David Haglund · Tao Lin and Jack Kerouac

As a young novelist who writes almost exclusively about young people (specifically, his friends and himself), Tao Lin has unsurprisingly been tagged – or burdened – with the ‘voice of his generation’ label, and said to resemble such writers as Douglas Coupland and Bret Easton Ellis. But the ‘voice of his generation’ who came to mind while I was reading Lin’s books was Jack Kerouac. It’s not the most obvious comparison, perhaps: their prose styles are very different, and one of the few other people to have seen some resemblance points out that ‘entire Lin paragraphs could be housed in a single Kerouac sentence.’ More obliquely, Lin has been included in a loose collection of writers one critic has called the ‘Offbeat Generation’.

It was Lin’s poetry, which seems less shaped and more spontaneous than his fiction, that first made me think of Kerouac (Kerouac’s verse is, I think, worse than Lin’s; both are better suited to prose). It occurred to me then that, in his fiction, Lin presents his own life as openly and transparently as Kerouac did, and that Shoplifting from American Apparel, the book of Lin's I like best, shares with On the Road (which is much more rambling and long-winded) a kind of sense-making shapelessness. Neither writer tells moral tales, not even in the muted post-Chekhovian manner of most contemporary fiction; both simply depict stretches of life. That similarity seems connected with another: Lin, like Kerouac, espouses in interviews a quasi-Buddhist acceptance of all things.

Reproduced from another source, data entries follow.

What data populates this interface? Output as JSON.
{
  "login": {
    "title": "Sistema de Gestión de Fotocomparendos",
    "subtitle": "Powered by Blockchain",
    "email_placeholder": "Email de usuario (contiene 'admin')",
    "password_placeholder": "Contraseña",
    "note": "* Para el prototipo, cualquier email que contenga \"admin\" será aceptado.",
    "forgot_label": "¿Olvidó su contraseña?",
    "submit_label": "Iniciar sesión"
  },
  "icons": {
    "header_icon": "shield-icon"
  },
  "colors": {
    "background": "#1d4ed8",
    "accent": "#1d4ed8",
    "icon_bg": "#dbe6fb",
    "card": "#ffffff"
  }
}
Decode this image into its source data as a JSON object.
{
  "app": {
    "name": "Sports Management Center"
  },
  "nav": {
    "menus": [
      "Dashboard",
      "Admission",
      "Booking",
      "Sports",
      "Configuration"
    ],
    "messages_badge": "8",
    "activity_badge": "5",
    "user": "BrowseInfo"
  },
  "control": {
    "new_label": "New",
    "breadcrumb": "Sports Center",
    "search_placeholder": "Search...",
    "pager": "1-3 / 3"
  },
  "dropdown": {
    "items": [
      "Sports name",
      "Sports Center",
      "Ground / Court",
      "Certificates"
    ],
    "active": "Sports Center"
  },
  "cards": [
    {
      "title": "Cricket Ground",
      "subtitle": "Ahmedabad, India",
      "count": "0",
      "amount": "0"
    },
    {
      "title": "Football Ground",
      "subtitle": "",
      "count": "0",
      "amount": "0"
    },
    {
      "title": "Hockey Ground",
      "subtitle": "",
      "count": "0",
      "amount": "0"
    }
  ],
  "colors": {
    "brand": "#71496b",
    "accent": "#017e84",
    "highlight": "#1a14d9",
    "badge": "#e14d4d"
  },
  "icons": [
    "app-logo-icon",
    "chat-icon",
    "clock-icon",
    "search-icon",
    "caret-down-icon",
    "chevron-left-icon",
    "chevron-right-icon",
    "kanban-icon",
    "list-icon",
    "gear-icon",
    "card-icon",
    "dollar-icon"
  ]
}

Truman Capote famously said of On the Road: ‘That isn’t writing; it's typing.’ It could be said that Lin's fiction isn’t writing, but cutting and pasting (and not the old-fashioned kind, which would at least get his hands dirty with ink and glue). But that would be to elevate process above result; what matters is what’s on the page. And if a writer is able to challenge received ideas about what a ‘serious’ novel is supposed to look like, so much the better. Lin has done so not only with his fiction but in a pretty funny piece of literary criticism from 2007, ‘The Levels of Greatness a Fiction Writer Can Achieve in America’.


Comments


  • 22 October 2010 at 3:54pm
    alex says:
    I recently bought a car that doesn't work very well, so need to sell. It could be said of it that it challenges received ideas about what a 'serious' car is supposed to do. I will market it as anti-Kerouac, 'off the road', as well as not being a Franzenesque used Honda Civic. Yours for 1800 GBP.